| HN Mirror

Y	Hacker News new \| ask \| show \| jobs

by mort96 282 days ago

You can do that to some limited degree, but not really.

There are more relevant modern examples, but one example that I really think illustrates the issue well is floating point instructions. The x87 instruction set is the first set of floating point instructions for x86 processors, first introduced in the late 80s. In the late 90s/early 2000s, Intel released CPUs with the new SSE and SSE2 extensions, with a new approach to floating point (x87 was really designed for use with a separate floating point coprocessor, with a design that's unfortunate now that CPUs have native floating point support).

So modern compilers generate SSE instructions rather than the (now considered obsolete) x87 instructions when working with floating point. Trying to run a program compiled with a modern compiler on a CPU without SSE support will just crash with an illegal instruction exception.

There are two main ways we could imagine supporting x87-only CPUs while using SSE instructions on CPUs with SSE:

Every time the compiler wants to generate a floating point instruction (or sequence of floating point instructions), it could generate the x87 instruction(s), the SSE instruction(s), and a conditional branch to the right place based on SSE support. This would tank performance. Any performance saving you get from using an SSE instruction instead of an x87 instruction is probably going to be outweighed by the branch.

The other option is: you could generate one x87 version and one SSE version of every function which uses floats, and let the dynamic linker sort out function calls and pick the x87 version on old CPUs and the SSE version on new CPUs. This would more or less leave performance unaffected, but it would, in the worst case, almost double your code size (since you may end up with two versions of almost every function). And in fact, it's worse: the original SSE only supports 32-bit floats, while SSE2 supports 64-bit floats; so you want one version of every function which uses x87 for everything (for the really old CPUs), one version of every function which uses x87 for 64-bit floats and SSE for 32-bit floats, and you want one function which uses SSE and SSE2 for all floats. Oh, and SSE3 added some useful functions; so you want a fourth version of some functions where you can use instructions from SSE3, and use a slower fallback on systems without SSE3. Suddenly you're generating 4 versions of most functions. And this is only from SSE, without considering other axes along which CPUs differ.

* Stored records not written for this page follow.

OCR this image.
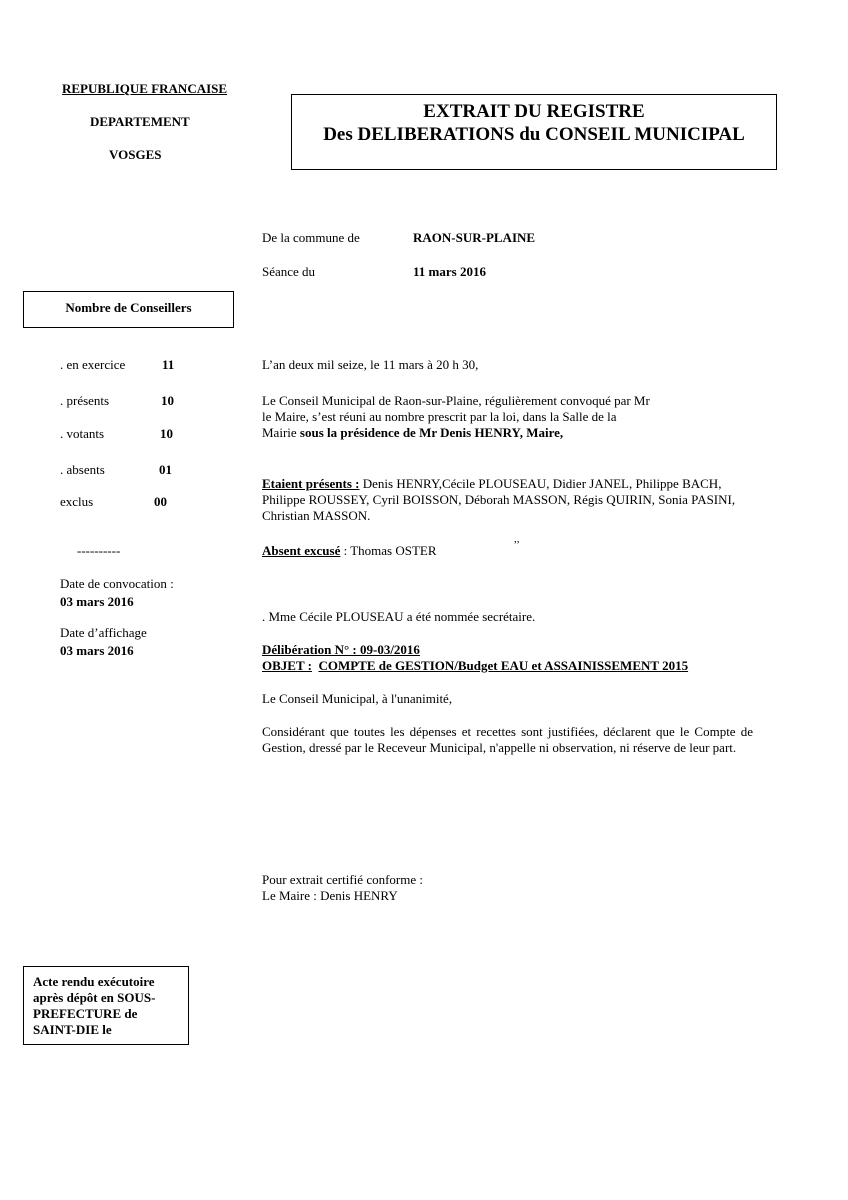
REPUBLIQUE FRANCAISE
DEPARTEMENT
VOSGES
EXTRAIT DU REGISTRE
Des DELIBERATIONS du CONSEIL MUNICIPAL
De la commune de	RAON-SUR-PLAINE
Séance du	11 mars 2016
Nombre de Conseillers
. en exercice	11
. présents	10
. votants	10
. absents	01
exclus	00
----------
Date de convocation :
03 mars 2016
Date d’affichage
03 mars 2016
L’an deux mil seize, le 11 mars à 20 h 30,
Le Conseil Municipal de Raon-sur-Plaine, régulièrement convoqué par Mr
le Maire, s’est réuni au nombre prescrit par la loi, dans la Salle de la
Mairie sous la présidence de Mr Denis HENRY, Maire,
Etaient présents : Denis HENRY,Cécile PLOUSEAU, Didier JANEL, Philippe BACH, Philippe ROUSSEY, Cyril BOISSON, Déborah MASSON, Régis QUIRIN, Sonia PASINI, Christian MASSON.
,,
Absent excusé : Thomas OSTER
. Mme Cécile PLOUSEAU a été nommée secrétaire.
Délibération N° : 09-03/2016
OBJET : COMPTE de GESTION/Budget EAU et ASSAINISSEMENT 2015
Le Conseil Municipal, à l'unanimité,
Considérant que toutes les dépenses et recettes sont justifiées, déclarent que le Compte de Gestion, dressé par le Receveur Municipal, n'appelle ni observation, ni réserve de leur part.
Pour extrait certifié conforme :
Le Maire : Denis HENRY
Acte rendu exécutoire après dépôt en SOUS-PREFECTURE de SAINT-DIE le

You have to actively make a choice here about what to support. It doesn't make a sense to ship every possible permutation of every function, you'd end up with massive executables. You typically assume a baseline instruction set from some time in the past 20 years, so you're typically gonna let your compiler go wild with SSE/SSE2/SSE3/SSE4 instructions and let your program crash on the i486. For specific functions which get a particularly large speed-up from using something more exotic (say, AVX512), you can manually include one exotic version and one fallback version of that function.

But this causes the problem that most of your program is gonna get compiled against some baseline, and the more constrained that baseline is, the more CPUs you're gonna support, but the slower it's gonna run (though we're usually talking single-digit percents faster, not orders of magnitude faster).